因此,您可能需要考虑一些有趣的情况,例如您的数据库事务成功提交,但是 Rabbit 未能提交您的消息,在这种情况下,您将不得不重复整个事务,可能会跳过数据库副作用并重新尝试将消息发送给兔子。
You should probably read this article on Distributed transactions in Spring, with and without XA, particularly the section on chain transactions is helpful to address this problem.
您可能应该阅读有关Spring 中分布式事务的这篇文章,使用和不使用 XA,特别是链事务部分有助于解决这个问题。
They suggest a more complex transaction manager definition. For example:
他们提出了更复杂的事务管理器定义。
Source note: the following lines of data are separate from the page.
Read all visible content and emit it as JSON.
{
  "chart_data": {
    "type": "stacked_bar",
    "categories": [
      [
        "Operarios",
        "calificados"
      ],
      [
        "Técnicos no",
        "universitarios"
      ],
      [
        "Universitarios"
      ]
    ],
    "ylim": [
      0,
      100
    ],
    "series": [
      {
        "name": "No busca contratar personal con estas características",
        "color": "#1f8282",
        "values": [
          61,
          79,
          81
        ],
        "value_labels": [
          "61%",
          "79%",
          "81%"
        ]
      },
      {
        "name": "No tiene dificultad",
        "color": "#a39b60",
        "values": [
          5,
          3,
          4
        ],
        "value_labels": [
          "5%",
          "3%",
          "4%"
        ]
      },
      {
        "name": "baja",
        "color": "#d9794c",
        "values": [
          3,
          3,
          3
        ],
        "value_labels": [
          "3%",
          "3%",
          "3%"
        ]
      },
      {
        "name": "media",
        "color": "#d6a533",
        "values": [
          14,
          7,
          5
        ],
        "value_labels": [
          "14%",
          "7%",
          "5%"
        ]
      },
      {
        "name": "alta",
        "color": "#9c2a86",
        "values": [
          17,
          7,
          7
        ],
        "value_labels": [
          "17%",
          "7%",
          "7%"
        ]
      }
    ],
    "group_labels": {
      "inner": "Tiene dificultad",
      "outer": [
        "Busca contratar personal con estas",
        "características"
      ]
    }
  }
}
例如:
<bean id="jdbcTransactionManager" class="org.springframework.jdbc.datasource.DataSourceTransactionManager">
<property name="dataSource" ref="dataSource"/>
</bean>
<bean id="rabbitTransactionManager" class="org.springframework.amqp.rabbit.transaction.RabbitTransactionManager">
<property name="connectionFactory" ref="connectionFactory"/>
</bean>
<bean id="chainedTransactionManager" class="org.springframework.data.transaction.ChainedTransactionManager">
<constructor-arg name="transactionManagers">
<array>
<ref bean="rabbitTransactionManager"/>
<ref bean="jdbcTransactionManager"/>
</array>
</constructor-arg>
</bean>
And then, in your code, you just use that chained transaction manager to coordinate both, your database transactional part, and your Rabbit transactional part.
然后,在您的代码中,您只需使用该链式事务管理器来协调您的数据库事务部分和 Rabbit 事务部分。
Now, there is still the potential that you commit your database part, but that your Rabbit transaction part fails.
现在,您仍有可能提交数据库部分,但 Rabbit 事务部分会失败。
So, imagine something like this:
所以,想象一下这样的事情:
@Retry
@Transactional("chainedTransactionManager")
public void myServiceOperation() {
if(workNotDone()) {
doDatabaseTransactionWork();
}
sendMessagesToRabbit();
}
In this manner, if your Rabbit transactional part failed for any reason, and you were forced to retry the entire chained transaction, you would avoid repeating the database side effects and simply make sure to send the failed message to Rabbit.
以这种方式,如果您的 Rabbit 事务部分由于任何原因失败,并且您被迫重试整个链式事务,您将避免重复数据库副作用,只需确保将失败的消息发送给 Rabbit。
At the same time, if your database part fails, then you never sent the message to Rabbit and there would be no problems.
同时,如果你的数据库部分出现故障,那么你永远不会向Rabbit发送消息,也不会有问题。
Alternatively, if your database side effects are idempotent, then you can skip the check, just reapply the database changes and just re-attempt to send the message to rabbit.
或者,如果您的数据库副作用是幂等的,那么您可以跳过检查,只需重新应用数据库更改并重新尝试将消息发送给 rabbit。
The truth is that initially what you're trying to do seems deceivingly easy, but once you delve into the different problems and understand them you realize it is a tricky business to do this the right way.
事实是,最初您尝试做的事情看似简单,但一旦您深入研究了不同的问题并理解了它们,您就会意识到以正确的方式做这件事是一件棘手的事情。